A new book by the organisation entitled How to Regulate Stimulants sets out a plan for the state to get involved in selling class A drugs over the counter using specially-trained chemists.
The former prime minister of New Zealand Helen Clark backed the organisation’s ideas in a foreword for the book. “As consensus grows that the war on drugs has failed, so does the need for a frank exploration of the alternatives,” Ms Clark stated.
“Regulation can facilitate the dramatic improvement of the health and wellbeing of people who use drugs and of the wider community. It is essential that we begin a serious discussion on how we regulate stimulants.”
Transform has proposed that a specialist regulatory agency could license the safe production of drugs such as cocaine, ecstasy and amphetamines – as well as determining their price at special government pharmacies.
The sale of such substances would be limited to people over the age 18, with only one dose allowed per purchase. All packaging would feature highly visible health warnings and information on risk information, and there would be a ban on any advertising of the drugs.
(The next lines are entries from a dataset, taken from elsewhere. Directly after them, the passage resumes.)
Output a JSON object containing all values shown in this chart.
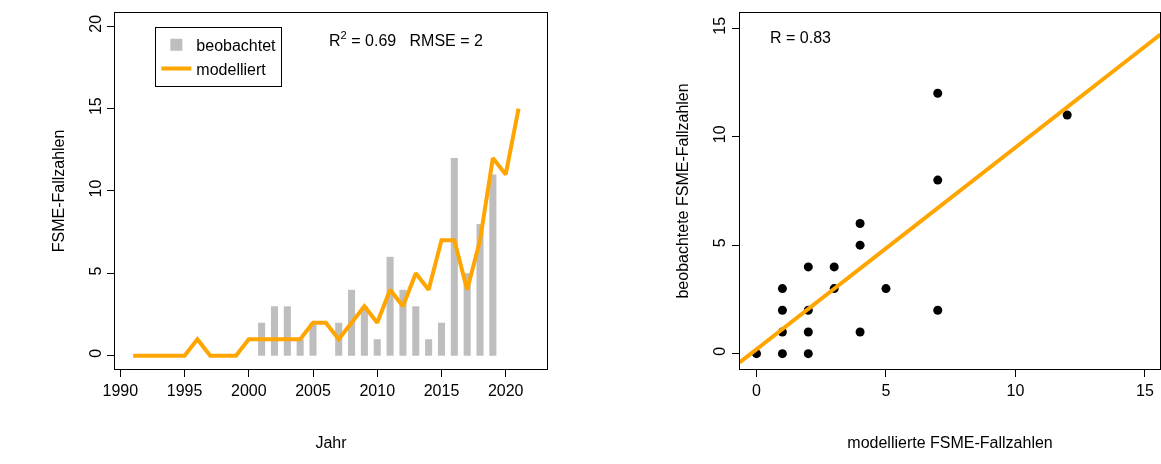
{
  "chart_data": [
    {
      "type": "bar",
      "xlabel": "Jahr",
      "ylabel": "FSME-Fallzahlen",
      "xlim": [
        1989.6,
        2023.2
      ],
      "ylim": [
        -0.8,
        20.8
      ],
      "xticks": [
        1990,
        1995,
        2000,
        2005,
        2010,
        2015,
        2020
      ],
      "yticks": [
        0,
        5,
        10,
        15,
        20
      ],
      "legend": "top left",
      "annotations": [
        "R$^{2}$ = 0.69   RMSE = 2"
      ],
      "series": [
        {
          "name": "beobachtet",
          "color": "#bebebe",
          "x": [
            1991,
            1992,
            1993,
            1994,
            1995,
            1996,
            1997,
            1998,
            1999,
            2000,
            2001,
            2002,
            2003,
            2004,
            2005,
            2006,
            2007,
            2008,
            2009,
            2010,
            2011,
            2012,
            2013,
            2014,
            2015,
            2016,
            2017,
            2018,
            2019
          ],
          "values": [
            0,
            0,
            0,
            0,
            0,
            0,
            0,
            0,
            0,
            0,
            2,
            3,
            3,
            1,
            2,
            0,
            2,
            4,
            3,
            1,
            6,
            4,
            3,
            1,
            2,
            12,
            5,
            8,
            11
          ]
        },
        {
          "name": "modelliert",
          "type": "line",
          "color": "#ffa500",
          "x": [
            1991,
            1992,
            1993,
            1994,
            1995,
            1996,
            1997,
            1998,
            1999,
            2000,
            2001,
            2002,
            2003,
            2004,
            2005,
            2006,
            2007,
            2008,
            2009,
            2010,
            2011,
            2012,
            2013,
            2014,
            2015,
            2016,
            2017,
            2018,
            2019,
            2020,
            2021
          ],
          "values": [
            0,
            0,
            0,
            0,
            0,
            1,
            0,
            0,
            0,
            1,
            1,
            1,
            1,
            1,
            2,
            2,
            1,
            2,
            3,
            2,
            4,
            3,
            5,
            4,
            7,
            7,
            4,
            7,
            12,
            11,
            15
          ]
        }
      ]
    },
    {
      "type": "scatter",
      "xlabel": "modellierte FSME-Fallzahlen",
      "ylabel": "beobachtete FSME-Fallzahlen",
      "xlim": [
        -0.65,
        15.6
      ],
      "ylim": [
        -0.7,
        15.7
      ],
      "xticks": [
        0,
        5,
        10,
        15
      ],
      "yticks": [
        0,
        5,
        10,
        15
      ],
      "annotations": [
        "R = 0.83"
      ],
      "series": [
        {
          "marker": "circle",
          "color": "#000000",
          "x": [
            0,
            1,
            2,
            1,
            2,
            4,
            1,
            2,
            7,
            1,
            3,
            5,
            2,
            3,
            4,
            4,
            7,
            7,
            12
          ],
          "values": [
            0,
            0,
            0,
            1,
            1,
            1,
            2,
            2,
            2,
            3,
            3,
            3,
            4,
            4,
            5,
            6,
            8,
            12,
            11
          ]
        },
        {
          "type": "line",
          "color": "#ffa500",
          "x": [
            -0.65,
            15.6
          ],
          "values": [
            -0.4,
            14.71
          ]
        }
      ]
    }
  ]
}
The book states that by giving the government a monopoly on sales, “there is less business incentive to prioritise profit maximisation, meaning that pricing policy can focus on the interests of public health”.
Dr James Nicholls, chief executive at Transform, said the group wanted to offer government some “concrete” alternatives to criminalisation.
“The so-called war on drugs has failed. Our proposals would take drug supply away from organised crime groups, creating a system that reduces harm rather than increasing it. The status quo can’t continue,” Dr Nicholls said.
A spokesperson for the Home Office said there were no plans to reconsider the classification or legalisation of drugs such as cocaine, ecstasy and amphetamines.